Perjuangan Feriani Chung, CMO ZAP Clinic Menjadi Garda Depan Bisnis Kecantikan di Masa Pandemi

Nada Saffana
02 November 2021 18:30 WIB
Perjuangan Feriani Chung, CMO ZAP Clinic Menjadi Garda Depan Bisnis Kecantikan di Masa Pandemi

Feriani Chung, Chief Marketing Officer ZAP Clinic. (Arsip Pribadi/Zap Clinic)

HerStory, Jakarta —

Pandemi COVID-19 sudah berlangsung lebih dari satu tahun. Tak bisa dipungkiri bahwa pandemi memberikan pukulan dahsyat bagi para pejuang usaha di berbagai sektor.

Salah satu sektor yang sangat berdampak akibat pandemi COVID-19 adalah bisnis kecantikan, seperti ZAP Clinic. Berjuang untuk terus melayani masyarakat dan juga beradaptasi dengan keadaan agar bisa terus bertahan di masa pandemi COVID-19.

Kesuksesan ZAP tentu tak luput dari peran Feriani Chung selaku Chief Marketing Officer ZAP Clinic. Sebagai pemimpin tim pemasaran, Feriani pun harus terus memutar otak untuk membuat eksistensi ZAP tak menurun meski adanya pandemi.

"Lagi covid langsung berpikir 'tim harus ngapain nih, harus ambil keputusan apa. Dan harus menciptakan tren lah'. ZAP harus berpikir gimana caranya jadi kompas. Seperti sudah diketahui bahwa ZAP jadi pioner hair removal hingga kini digandrungi masyarakat luas," ujar Feriani kepada HerStory beberapa saat lalu.
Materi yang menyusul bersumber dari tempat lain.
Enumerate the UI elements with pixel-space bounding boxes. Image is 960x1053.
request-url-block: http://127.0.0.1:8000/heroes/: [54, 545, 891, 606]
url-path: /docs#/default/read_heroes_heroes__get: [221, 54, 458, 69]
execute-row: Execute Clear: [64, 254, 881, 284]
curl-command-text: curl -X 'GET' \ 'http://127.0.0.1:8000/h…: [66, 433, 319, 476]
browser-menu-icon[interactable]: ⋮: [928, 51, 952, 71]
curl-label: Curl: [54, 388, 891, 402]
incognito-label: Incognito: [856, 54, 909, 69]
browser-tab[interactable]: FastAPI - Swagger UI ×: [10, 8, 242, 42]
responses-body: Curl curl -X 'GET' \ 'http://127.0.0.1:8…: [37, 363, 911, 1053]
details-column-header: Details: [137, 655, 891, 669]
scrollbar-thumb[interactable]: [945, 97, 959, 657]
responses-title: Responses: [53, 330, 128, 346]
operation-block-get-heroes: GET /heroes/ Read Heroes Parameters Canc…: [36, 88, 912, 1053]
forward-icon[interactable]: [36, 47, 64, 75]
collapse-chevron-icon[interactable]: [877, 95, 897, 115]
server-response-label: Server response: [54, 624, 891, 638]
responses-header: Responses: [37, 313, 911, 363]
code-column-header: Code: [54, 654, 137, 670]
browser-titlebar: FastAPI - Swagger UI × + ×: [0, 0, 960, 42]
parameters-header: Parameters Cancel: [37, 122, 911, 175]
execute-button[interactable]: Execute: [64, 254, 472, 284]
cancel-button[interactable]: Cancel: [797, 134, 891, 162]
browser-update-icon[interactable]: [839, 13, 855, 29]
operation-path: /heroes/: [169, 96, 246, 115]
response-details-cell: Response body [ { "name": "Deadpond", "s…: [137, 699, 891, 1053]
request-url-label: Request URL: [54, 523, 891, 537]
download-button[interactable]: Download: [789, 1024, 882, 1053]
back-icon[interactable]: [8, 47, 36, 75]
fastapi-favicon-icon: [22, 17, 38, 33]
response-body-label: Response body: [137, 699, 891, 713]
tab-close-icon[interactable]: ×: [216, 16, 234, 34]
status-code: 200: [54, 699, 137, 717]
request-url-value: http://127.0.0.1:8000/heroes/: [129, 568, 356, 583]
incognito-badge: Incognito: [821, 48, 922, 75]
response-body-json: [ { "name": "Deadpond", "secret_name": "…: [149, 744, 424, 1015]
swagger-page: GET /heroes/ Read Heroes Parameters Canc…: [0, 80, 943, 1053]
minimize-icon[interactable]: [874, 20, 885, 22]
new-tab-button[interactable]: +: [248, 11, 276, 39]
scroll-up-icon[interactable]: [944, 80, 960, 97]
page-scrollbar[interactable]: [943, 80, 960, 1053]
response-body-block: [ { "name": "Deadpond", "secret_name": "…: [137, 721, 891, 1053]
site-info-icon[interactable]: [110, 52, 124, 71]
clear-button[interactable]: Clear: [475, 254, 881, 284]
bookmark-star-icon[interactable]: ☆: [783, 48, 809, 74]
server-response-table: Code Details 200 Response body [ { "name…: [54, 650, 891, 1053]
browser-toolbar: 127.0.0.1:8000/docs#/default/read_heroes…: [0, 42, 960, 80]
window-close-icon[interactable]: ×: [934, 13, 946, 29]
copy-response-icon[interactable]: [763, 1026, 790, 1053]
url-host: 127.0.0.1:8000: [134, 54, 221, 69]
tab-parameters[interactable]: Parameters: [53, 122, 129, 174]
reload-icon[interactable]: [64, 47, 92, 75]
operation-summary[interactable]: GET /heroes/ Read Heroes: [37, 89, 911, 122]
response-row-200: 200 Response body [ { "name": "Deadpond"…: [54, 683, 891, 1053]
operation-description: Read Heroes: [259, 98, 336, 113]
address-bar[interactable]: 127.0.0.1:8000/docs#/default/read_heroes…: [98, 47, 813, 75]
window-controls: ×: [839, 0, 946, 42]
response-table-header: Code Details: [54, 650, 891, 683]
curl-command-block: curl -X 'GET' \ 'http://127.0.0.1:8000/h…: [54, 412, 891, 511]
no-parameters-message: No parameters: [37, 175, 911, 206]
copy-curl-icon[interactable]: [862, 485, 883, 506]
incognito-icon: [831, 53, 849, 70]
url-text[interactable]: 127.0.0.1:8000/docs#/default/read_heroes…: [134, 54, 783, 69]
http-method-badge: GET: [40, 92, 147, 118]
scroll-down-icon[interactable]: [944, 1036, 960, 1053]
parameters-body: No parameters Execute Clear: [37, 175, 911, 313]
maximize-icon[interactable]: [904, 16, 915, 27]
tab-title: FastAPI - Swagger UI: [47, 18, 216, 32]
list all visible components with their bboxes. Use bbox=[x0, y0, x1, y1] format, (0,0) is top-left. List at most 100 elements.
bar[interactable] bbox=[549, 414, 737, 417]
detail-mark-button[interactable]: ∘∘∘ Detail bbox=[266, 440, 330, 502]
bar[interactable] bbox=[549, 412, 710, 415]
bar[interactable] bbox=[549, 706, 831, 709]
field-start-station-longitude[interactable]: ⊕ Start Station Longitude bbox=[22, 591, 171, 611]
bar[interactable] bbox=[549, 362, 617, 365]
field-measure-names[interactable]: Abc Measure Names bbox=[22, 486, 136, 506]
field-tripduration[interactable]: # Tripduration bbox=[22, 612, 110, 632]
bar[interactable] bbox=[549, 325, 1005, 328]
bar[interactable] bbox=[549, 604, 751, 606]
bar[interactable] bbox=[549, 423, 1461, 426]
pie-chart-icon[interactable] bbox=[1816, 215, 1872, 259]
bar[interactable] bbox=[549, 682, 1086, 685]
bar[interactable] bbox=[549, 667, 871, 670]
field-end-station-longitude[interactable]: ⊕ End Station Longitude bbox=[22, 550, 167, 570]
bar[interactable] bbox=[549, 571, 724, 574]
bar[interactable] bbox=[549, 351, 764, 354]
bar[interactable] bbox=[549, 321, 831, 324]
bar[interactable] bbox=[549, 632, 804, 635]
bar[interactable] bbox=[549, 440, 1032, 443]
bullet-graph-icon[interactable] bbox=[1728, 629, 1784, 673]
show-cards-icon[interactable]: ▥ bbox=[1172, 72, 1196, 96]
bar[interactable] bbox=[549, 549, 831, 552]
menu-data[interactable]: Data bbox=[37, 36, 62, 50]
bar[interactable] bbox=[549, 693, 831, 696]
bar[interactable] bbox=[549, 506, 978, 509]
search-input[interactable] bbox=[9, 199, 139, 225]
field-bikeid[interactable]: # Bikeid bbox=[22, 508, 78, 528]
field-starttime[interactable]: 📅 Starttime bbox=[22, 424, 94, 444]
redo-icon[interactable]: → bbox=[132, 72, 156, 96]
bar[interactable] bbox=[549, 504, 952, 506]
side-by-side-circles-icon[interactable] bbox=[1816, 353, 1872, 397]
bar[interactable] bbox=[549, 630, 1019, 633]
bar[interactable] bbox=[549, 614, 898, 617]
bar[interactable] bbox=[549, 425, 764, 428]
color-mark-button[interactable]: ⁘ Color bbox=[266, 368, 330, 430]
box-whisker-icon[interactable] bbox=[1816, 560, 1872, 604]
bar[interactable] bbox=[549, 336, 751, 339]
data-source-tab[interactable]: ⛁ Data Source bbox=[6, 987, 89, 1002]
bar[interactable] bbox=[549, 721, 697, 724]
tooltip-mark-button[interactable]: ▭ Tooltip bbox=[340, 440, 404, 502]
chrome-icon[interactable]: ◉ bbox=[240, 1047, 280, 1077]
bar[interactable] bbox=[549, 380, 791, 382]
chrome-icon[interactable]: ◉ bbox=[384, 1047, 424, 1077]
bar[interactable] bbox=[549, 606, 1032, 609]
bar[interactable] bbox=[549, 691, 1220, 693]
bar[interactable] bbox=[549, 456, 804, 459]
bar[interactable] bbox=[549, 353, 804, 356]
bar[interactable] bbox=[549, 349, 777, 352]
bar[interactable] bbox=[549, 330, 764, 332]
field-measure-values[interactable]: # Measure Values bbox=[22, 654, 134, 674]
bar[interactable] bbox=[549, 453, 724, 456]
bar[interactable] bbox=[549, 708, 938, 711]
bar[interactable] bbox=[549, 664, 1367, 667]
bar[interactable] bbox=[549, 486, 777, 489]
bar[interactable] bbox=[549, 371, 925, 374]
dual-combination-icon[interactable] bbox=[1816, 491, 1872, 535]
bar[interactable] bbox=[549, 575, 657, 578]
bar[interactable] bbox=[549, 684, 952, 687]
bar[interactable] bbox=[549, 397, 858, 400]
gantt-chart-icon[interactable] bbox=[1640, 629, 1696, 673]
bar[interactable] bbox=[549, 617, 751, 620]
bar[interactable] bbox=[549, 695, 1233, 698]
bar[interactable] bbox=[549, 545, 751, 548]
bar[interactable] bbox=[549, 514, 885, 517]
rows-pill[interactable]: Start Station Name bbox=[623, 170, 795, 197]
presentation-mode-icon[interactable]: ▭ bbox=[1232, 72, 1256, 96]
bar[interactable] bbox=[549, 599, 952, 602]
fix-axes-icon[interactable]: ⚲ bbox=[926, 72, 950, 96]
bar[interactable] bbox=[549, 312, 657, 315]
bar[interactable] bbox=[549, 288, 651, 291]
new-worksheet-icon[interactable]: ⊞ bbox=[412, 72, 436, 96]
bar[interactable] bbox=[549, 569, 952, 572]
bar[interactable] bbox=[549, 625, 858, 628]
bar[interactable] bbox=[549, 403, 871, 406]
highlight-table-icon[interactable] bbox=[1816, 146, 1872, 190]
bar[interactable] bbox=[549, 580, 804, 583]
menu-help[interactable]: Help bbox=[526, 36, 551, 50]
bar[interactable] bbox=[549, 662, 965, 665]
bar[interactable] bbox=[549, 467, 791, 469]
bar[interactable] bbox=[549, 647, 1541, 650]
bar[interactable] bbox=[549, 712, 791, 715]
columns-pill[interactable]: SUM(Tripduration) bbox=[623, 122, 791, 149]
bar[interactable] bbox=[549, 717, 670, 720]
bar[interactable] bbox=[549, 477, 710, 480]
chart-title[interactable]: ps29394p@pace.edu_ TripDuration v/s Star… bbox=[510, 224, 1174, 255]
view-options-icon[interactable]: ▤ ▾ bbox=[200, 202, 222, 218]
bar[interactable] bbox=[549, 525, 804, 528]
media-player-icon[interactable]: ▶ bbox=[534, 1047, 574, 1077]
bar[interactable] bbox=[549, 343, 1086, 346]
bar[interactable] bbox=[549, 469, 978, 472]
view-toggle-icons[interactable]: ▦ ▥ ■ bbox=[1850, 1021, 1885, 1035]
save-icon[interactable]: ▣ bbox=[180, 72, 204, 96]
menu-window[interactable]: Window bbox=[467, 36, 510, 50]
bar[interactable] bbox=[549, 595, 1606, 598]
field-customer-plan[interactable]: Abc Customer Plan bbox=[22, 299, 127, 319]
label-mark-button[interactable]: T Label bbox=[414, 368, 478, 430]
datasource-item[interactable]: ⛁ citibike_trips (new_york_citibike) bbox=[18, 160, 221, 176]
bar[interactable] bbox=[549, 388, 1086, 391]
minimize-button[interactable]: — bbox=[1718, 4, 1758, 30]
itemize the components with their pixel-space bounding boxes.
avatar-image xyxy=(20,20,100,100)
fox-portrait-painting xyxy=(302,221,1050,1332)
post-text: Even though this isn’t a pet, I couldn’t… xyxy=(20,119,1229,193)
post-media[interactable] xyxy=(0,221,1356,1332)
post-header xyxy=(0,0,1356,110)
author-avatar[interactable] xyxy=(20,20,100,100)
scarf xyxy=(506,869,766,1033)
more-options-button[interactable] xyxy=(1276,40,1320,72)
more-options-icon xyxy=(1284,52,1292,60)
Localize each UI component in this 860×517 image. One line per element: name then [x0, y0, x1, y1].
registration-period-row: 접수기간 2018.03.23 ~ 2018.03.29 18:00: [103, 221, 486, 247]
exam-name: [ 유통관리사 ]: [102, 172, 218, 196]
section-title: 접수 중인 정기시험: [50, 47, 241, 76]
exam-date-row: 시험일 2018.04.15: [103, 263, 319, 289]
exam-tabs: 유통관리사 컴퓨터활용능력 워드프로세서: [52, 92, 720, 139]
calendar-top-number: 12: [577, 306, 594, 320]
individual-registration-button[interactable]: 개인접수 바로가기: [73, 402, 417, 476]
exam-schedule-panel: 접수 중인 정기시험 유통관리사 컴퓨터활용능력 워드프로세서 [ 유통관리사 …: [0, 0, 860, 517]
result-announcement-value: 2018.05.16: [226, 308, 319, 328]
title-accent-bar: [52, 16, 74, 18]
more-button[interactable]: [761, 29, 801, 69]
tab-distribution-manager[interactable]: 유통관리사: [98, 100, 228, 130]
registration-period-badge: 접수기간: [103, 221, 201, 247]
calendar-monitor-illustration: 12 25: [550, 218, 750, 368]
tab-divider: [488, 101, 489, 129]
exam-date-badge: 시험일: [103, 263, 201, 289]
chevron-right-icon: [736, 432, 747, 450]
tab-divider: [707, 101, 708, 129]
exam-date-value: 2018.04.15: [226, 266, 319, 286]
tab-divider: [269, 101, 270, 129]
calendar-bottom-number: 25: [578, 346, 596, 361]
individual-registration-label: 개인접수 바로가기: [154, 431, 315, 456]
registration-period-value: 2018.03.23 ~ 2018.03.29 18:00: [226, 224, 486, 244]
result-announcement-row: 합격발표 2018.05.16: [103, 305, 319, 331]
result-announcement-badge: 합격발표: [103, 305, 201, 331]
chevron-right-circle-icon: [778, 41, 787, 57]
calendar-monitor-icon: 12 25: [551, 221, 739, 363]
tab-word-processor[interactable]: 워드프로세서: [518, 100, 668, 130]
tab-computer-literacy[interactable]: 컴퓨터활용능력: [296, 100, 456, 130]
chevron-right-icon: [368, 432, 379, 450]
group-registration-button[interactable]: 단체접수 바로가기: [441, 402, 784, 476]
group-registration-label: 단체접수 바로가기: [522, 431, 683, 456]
Selain itu Feriani juga mengatakan bahwa ZAP telah melakukan strategi marketing dan juga edukasi yang baik sehingga market terus bertumbuh dan timbul pesaing. Itu membuktikan bahwa ZAP telah menjadi trendsetter di industri kecantikan.

Meski begitu, Feriani dan tim juga terus melakukan inovasi karena sejak awal pandemi mengalami penurunan client sebesar 30%. Namun, kini berangsur-angsur naik secara perlahan dengan gebrakan yang dilakukan oleh tim ZAP.

"Penurunan terjadi karena di masa pandemi siapa sih yang memikirkan kecantikan gitu ya karena memikirkan kebutuhan primernya dulu. Oleh sebab itu, tantangan ZAP adalah bagaimana tetap dipilih diantara banyaknya pilihan dan kebutuhan setiap individu," tutur Feriani.